Eu acordei e fui acelerado mandar mensagem pra ela. “Sonhei contigo”. Ela só viu umas três horas depois, mas o papo mesmo acabou ficando pra noite. “Sonhou comigo?”, ela perguntou. Foi. Ela mandou um “kkk deve ter sido coisa ruim”. Que nada, respondi. Foi boa. Você sempre goza quando eu sonho com a gente. Ela só respondeu:

“Conta mais”

“Sonhei que a gente tava naquele quarto de motel que vimos pela internet. Lembra? Aquele que a gente prometeu ir quando eu estivesse aí da próxima vez? Então. Lá estávamos nós, olhando pro teto espelhado e você começava a brincar com as estações do rádio. Se ria e me perguntava quem é que ainda tinha coragem de trepar ouvindo música antiga.

Sei lá, respondi. A gente já tem a nossa playlist, né? Então tratei de colocar logo pra tocar as nossas músicas. O quarto tinha iluminação vermelha, verde, roxa, discoteca, luz negra. E a gente rindo, dizendo que queria foder com cada uma das combinações. Eram mais de 30 possíveis. Na nossa matemática, talvez aquelas 12 horas fossem pouco.

Não, eu não sonhei com as 12 horas, claro, mas deu tempo de apreciar a piscina, ir pra banheira, te ver tirando a roupa sem pressa e depois colocar de novo me provocando ‘vem tirar, né’. Com todo prazer. E te joguei na cama.

Confesso que até gosto desses motéis com muita coisa, mas uma boa cama já resolve a questão. Sempre te falei isso. Ah, e um bom chuveiro. E quando tirei sua calcinha te senti toda molhada. Lambi suas pernas, subi pela virilha e fiquei te chupando até a hora que você me olhou e praticamente implorou: mete.

Acho que nem a gente sabe ao certo quantas posições somos capazes de fazer. Acho que nenhum viagra é tão poderoso quanto ter o seu corpo nas minhas mãos, a sua respiração no meu ouvido e o meu pau entrando gostoso na sua boceta. Sabe aquele tesão do caralho que eu te conto que acordo? Nesse dia foi pior ainda.

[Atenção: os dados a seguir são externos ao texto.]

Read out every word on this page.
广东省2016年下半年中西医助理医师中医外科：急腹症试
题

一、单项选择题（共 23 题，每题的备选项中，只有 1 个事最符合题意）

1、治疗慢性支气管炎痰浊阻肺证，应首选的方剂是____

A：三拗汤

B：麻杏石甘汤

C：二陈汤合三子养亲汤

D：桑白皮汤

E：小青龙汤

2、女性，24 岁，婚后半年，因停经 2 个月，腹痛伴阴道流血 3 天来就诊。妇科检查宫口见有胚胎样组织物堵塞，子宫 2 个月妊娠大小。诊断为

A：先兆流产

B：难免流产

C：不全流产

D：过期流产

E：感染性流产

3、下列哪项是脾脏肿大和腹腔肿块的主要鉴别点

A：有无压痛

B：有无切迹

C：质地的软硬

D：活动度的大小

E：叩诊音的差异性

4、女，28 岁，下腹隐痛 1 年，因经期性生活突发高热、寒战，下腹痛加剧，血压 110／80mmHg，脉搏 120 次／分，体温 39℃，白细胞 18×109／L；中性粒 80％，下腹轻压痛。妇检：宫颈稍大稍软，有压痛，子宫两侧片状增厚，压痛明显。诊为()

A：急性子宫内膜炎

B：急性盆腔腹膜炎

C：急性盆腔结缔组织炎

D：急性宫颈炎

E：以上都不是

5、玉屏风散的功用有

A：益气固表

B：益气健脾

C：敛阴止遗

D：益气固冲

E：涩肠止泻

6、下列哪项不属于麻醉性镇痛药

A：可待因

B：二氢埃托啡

Eu tive que bater uma de manhã em sua homenagem pra conseguir sair de casa.

No sonho? A gente foi trepando pelo quarto, fomos pra varanda. Eu sempre morri de vontade de foder em pé, com as mãos no parapeito da sacada e aquela vista sensacional emoldurando o resto. Eu acabei gozando a primeira e você riu quando eu te levei pro chuveiro e já cheguei metendo.

Você sabe que nunca demora. Você sabe que minha tara por você é tão absurda que dá vontade de registrar os nossos recordes de foda sem parar. Eu precisaria de um fim de semana inteiro naquele quarto pra gastar toda a energia.

E pra finalizar, a gente voltou pra cama. Você veio por cima, olhou fundo pra mim e disse ‘vou te usar, cavalgar até gozar’. E começou. E quando você tava louca, gemendo e gritando alto…

Eu acordei”

“Ué, mas você não disse que eu tinha gozado?”

“Tinha não. Gozou.”

“Mas se você acordou”

“Justamente”

“Não entendi”

“Eu tô indo”

“Indo pra onde criatura? Não acredito que o sonho acabou assim e eu nem gozei”

“Não gozou no sonho, mas vai gozar ao vivo”

“Quê?”

“Tô entrando no avião. Pede folga amanhã. Consegue?”

“QUÊ? OI? SÉRIO? Meu amor, pra você eu consigo qualquer coisa. Mas e esse sonho…”

“Justamente. Tô chegando pra gente acabar ele junto. Goza comigo?”

“E precisa pedir?”

[ Gustavo Lacombe ]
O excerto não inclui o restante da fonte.